Been paying attention to how people talk about Australia Day: in the staffroom a silence descended when I asked, some weeks ago, whether Aboriginal peoples shared the celebrations. That’s how I found out about Invasion Day, though others call it Survival Day which is perhaps more celebratory. There’s an uneasiness in the  Australian flag waving, more so, I think, than I’ve noticed in US on Independence Day. Perhaps Thanksgiving has the same echo in that it marks the sharing of food between settlers and native Americans, before the former wiped out the latter. January 26 is the arrival day of the First Fleet, so is also a celebration of colonisation. I’ve done a couple of links to this – one an article full of shame at this past, which attracts some hideous abusive comments; the other a contribution from an indigenous artist on the oneness of creation. Had hoped to add some pix from local Australia Day events but they were all washed out today.
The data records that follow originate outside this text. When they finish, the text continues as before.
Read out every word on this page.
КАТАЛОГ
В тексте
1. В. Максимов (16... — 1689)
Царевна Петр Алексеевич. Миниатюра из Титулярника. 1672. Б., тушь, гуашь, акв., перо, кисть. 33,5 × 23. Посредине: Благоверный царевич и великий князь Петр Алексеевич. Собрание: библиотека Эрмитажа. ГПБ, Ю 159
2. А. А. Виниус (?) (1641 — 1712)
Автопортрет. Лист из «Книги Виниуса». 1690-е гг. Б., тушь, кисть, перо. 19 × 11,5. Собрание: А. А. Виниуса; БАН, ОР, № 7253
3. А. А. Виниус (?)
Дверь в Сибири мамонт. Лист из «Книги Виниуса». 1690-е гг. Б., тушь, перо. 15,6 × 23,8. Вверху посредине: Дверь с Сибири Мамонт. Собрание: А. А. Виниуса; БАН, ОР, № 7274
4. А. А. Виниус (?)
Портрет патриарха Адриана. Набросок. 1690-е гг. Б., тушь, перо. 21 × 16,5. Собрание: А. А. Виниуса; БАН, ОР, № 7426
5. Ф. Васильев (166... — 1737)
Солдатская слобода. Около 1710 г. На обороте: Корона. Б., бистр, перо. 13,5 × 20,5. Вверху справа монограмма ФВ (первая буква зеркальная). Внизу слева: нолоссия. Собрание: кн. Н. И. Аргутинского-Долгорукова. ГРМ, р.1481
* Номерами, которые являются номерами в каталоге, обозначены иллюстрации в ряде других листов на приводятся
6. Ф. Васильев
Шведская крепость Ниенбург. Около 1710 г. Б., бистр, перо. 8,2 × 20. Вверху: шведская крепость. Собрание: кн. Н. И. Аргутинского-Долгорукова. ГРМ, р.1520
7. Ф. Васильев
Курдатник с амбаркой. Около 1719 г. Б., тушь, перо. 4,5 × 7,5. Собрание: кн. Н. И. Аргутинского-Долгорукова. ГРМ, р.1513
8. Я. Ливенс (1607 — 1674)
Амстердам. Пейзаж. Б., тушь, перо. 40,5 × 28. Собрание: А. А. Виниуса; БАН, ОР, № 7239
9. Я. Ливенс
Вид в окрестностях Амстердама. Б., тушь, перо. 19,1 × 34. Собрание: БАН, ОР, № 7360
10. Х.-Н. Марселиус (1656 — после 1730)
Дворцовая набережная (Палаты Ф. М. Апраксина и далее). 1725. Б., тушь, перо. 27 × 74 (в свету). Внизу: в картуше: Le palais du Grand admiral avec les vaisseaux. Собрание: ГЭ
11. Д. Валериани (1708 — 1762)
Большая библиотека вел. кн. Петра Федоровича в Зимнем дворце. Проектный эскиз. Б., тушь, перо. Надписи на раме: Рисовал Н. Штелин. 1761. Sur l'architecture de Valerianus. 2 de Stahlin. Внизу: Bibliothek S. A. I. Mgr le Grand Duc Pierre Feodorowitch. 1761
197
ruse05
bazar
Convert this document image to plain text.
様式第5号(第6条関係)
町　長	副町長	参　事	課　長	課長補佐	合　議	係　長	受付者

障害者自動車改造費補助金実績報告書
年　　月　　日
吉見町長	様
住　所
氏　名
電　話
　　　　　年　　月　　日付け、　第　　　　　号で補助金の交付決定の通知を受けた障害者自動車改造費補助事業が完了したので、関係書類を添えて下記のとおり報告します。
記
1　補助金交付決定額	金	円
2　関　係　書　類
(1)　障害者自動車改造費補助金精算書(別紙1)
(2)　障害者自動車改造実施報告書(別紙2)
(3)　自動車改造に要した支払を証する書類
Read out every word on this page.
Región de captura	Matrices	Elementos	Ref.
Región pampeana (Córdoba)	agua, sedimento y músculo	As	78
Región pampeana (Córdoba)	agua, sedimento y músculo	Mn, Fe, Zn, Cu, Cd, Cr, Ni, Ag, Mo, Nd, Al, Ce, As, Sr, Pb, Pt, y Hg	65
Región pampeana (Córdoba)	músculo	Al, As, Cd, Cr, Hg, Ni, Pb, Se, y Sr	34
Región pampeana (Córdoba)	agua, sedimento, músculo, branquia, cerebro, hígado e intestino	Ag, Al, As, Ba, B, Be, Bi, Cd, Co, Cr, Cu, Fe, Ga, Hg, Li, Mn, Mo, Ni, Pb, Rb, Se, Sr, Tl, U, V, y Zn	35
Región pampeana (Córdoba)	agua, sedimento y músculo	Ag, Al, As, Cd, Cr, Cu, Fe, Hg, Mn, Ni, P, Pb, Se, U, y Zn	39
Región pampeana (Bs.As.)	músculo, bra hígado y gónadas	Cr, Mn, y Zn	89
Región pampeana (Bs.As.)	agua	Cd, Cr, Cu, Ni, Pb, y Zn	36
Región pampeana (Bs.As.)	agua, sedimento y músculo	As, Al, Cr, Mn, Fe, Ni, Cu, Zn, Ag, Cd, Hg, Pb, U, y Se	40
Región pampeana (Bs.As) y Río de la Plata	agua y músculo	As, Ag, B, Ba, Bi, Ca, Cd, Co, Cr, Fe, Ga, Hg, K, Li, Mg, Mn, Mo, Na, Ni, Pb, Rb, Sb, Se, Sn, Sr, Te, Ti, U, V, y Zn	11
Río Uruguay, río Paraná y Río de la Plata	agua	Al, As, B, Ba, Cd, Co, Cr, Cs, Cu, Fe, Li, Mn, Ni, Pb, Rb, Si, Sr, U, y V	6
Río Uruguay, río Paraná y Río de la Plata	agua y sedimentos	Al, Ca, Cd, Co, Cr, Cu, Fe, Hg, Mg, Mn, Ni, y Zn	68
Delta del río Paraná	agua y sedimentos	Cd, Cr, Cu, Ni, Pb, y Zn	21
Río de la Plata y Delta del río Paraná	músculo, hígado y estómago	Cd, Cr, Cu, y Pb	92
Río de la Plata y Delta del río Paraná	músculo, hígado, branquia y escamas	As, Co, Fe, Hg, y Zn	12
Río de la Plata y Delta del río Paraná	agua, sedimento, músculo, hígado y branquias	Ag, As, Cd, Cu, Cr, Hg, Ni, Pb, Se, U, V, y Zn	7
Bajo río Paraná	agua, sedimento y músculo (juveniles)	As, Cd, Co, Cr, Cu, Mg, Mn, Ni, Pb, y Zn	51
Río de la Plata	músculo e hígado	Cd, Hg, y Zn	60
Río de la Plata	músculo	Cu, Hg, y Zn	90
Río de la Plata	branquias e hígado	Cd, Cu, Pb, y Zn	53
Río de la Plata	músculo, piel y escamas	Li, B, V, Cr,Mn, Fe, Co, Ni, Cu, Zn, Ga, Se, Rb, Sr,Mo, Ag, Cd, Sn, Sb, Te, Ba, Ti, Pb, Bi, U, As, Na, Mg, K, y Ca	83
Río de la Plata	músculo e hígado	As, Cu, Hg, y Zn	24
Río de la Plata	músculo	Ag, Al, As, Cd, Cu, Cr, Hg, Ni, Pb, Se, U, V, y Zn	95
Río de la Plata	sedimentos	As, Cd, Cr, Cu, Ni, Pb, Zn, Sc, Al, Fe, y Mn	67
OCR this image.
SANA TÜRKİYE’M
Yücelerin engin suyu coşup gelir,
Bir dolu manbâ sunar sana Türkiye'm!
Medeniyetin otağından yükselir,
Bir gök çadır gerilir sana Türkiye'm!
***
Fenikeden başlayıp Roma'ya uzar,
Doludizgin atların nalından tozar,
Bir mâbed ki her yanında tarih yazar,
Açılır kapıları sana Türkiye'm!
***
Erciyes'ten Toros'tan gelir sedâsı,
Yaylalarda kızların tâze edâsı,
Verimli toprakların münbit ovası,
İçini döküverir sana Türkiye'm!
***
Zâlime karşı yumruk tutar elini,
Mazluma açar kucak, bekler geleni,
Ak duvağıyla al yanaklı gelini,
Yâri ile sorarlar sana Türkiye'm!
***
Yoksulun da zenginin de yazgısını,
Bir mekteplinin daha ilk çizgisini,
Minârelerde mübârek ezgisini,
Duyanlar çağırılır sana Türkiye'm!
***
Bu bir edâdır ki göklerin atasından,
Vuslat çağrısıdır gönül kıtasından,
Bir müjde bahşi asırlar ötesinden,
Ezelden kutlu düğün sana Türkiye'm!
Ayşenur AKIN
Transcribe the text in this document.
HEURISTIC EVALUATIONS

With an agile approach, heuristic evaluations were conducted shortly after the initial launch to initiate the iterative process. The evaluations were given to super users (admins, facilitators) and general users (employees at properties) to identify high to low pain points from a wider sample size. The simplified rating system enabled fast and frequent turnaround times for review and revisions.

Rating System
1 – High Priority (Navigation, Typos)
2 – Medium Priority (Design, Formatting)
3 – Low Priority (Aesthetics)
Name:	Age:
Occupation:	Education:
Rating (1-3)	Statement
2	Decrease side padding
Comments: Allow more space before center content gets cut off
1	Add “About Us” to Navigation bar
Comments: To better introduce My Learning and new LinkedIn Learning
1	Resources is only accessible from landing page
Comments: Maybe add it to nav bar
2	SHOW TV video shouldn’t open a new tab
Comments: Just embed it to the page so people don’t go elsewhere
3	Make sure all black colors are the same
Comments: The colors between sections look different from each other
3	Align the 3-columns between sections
As an outsider I am aware of  three levels of my Australian environment – there’s the educational and other institutions I deal with, the TV and other media I consume, the banking, the telecomms, the familiar  Anglo/US structures (and media content), with interesting variations (no Thatcher or EU regs, so still a vibrant public sector). This life is plentiful, well educated, healthy, outdoors, high quality comfort. People come here to raise kids and you can see why. The life I don’t see is on the other side of town and I know almost nothing about how aboriginal peoples live here, though I understand the educational, health and living standards are nothing to be proud of. But at least I know that I don’t know ……  Then underneath all this is the land and the astonishing fact that the peoples who live in the margins now, as fas as I can see, have a 40,000 year continuous culture in relationship with that land. All the flag waving just looks a little, well, feeble in comparison.

Also conscious I may be exporting that English embarrassment at patriotism; someone mentioned, before I left UK,  that one of the good things about Australia was that it was one of the few countries that still feels good about itself.  Suspect some Australians feel much better than others.